Swinburne researchers have secured a $3.45 million government grant to continue their development of commercially viable and chemical-free batteries using graphene – one of the lightest, strongest and most electrically conductive material known to mankind.

The project, titled ‘High performance energy storage alternative to lithium ion batteries’ is a collaboration between the Swinburne Centre for Micro-Photonics, Flinders University and industry leaders First Graphene Ltd and Kremford Pty Ltd.

Swinburne Research Leader Professor Baohua Jia said the project involves the production of a graphene oxide-based supercapacitor, which will be the world’s first alternative to lithium ion batteries (LIB).

He said his team is developing the Bolt Electricity Storage Technology (BEST) battery, a graphene oxide-based supercapacitor offering high performance and low-cost energy storage.

“The battery is very thin, it is carbon based and it is environmentally friendly,” Professor Jia said.

“We filed a patent on the technology last year.”

Earlier this year, Swinburne opened the world’s first graphene certification centre which is focusing on developing graphene to the point where it will meet strict quality guidelines and be ready for use in large-scale manufacturing.

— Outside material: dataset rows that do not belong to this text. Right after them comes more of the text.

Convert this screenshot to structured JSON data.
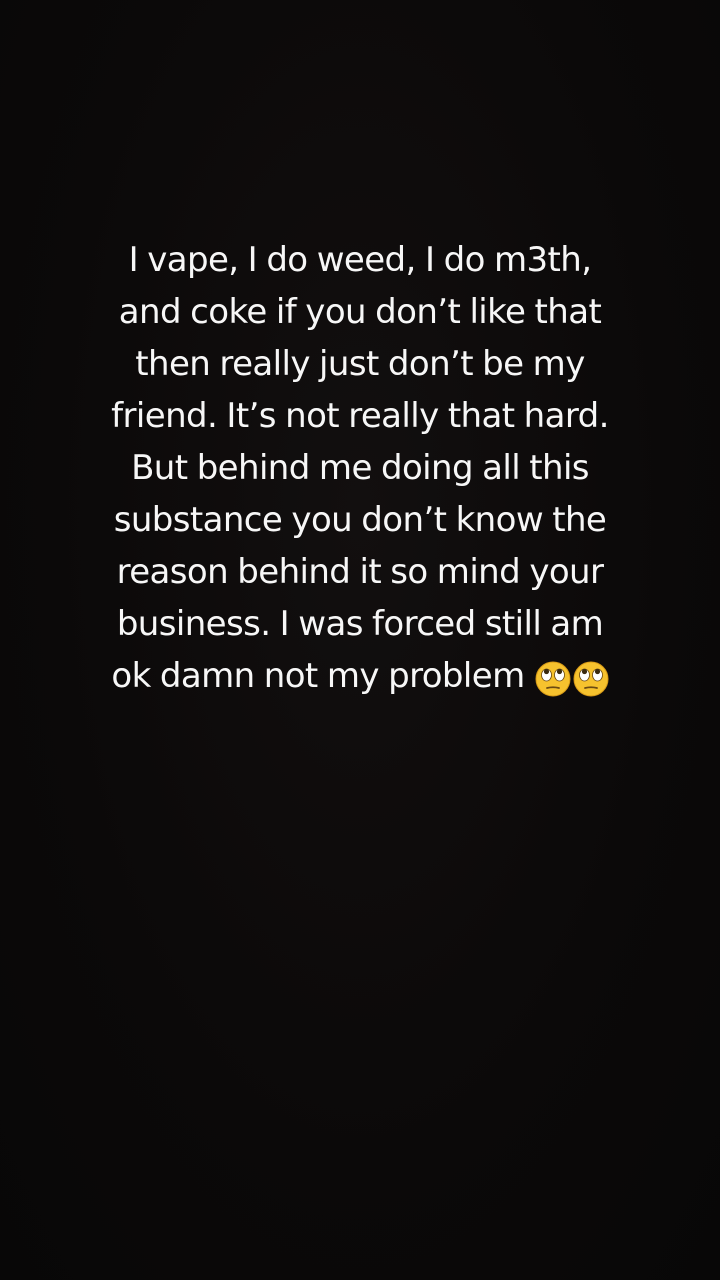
{
  "story": {
    "lines": [
      "I vape, I do weed, I do m3th,",
      "and coke if you don’t like that",
      "then really just don’t be my",
      "friend. It’s not really that hard.",
      "But behind me doing all this",
      "substance you don’t know the",
      "reason behind it so mind your",
      "business. I was forced still am",
      "ok damn not my problem"
    ],
    "emojis": [
      "eye-roll-emoji",
      "eye-roll-emoji"
    ]
  },
  "colors": {
    "background": "#0b0909",
    "text": "#f7f7f7",
    "emoji_face": "#f6c22e"
  }
}
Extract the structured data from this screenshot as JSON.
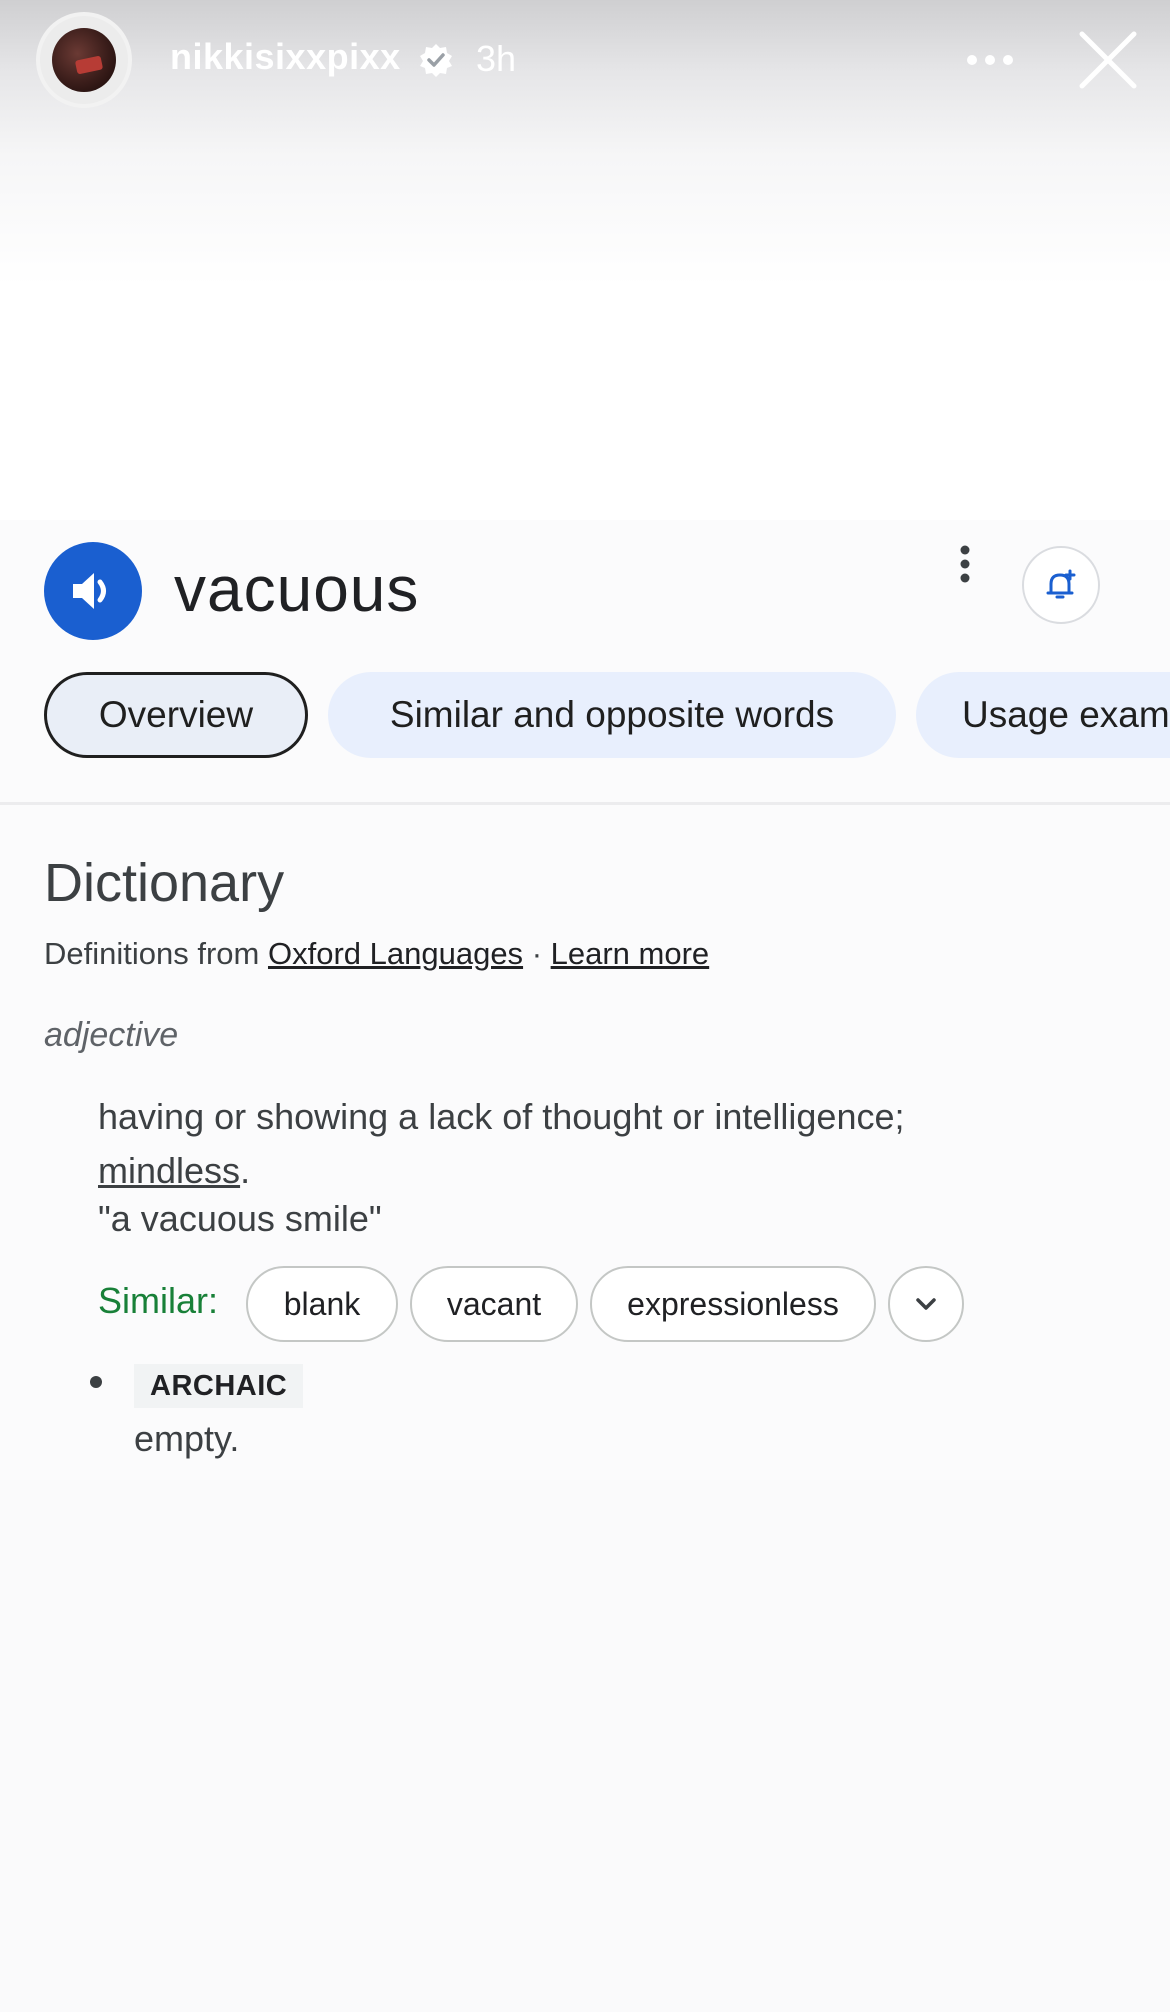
{
  "story": {
    "username": "nikkisixxpixx",
    "time": "3h"
  },
  "entry": {
    "word": "vacuous"
  },
  "tabs": [
    {
      "label": "Overview"
    },
    {
      "label": "Similar and opposite words"
    },
    {
      "label": "Usage exam"
    }
  ],
  "dictionary": {
    "heading": "Dictionary",
    "source_prefix": "Definitions from",
    "source_link": "Oxford Languages",
    "separator": "·",
    "learn_more": "Learn more",
    "part_of_speech": "adjective",
    "definition_text": "having or showing a lack of thought or intelligence;",
    "definition_link": "mindless",
    "definition_end": ".",
    "example": "\"a vacuous smile\"",
    "similar_label": "Similar:",
    "similar_words": [
      "blank",
      "vacant",
      "expressionless"
    ],
    "sense2_label": "ARCHAIC",
    "sense2_text": "empty."
  },
  "colors": {
    "accent_blue": "#1a5fd0",
    "similar_green": "#188038",
    "tab_bg": "#e8effd"
  }
}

Director of the Manufacturing Futures Research Institute at Swinburne, Professor Bronwyn Fox, said the work being done at the centre will address some of the issues that are preventing graphene from becoming industry standard, such as the unreliable quality and the lack of manufacturing processes.

“We’re doing everything here at Swinburne from the very fundamental research right through to the translational industrial research in Graphene,” Professor Fox continued.

“Smart materials use graphene coated fibres and fabrics that will sense and communicate data.”

The project received the funding as part of the fourth round of grants awarded under the CRC-P stream of the overarching CRC Program.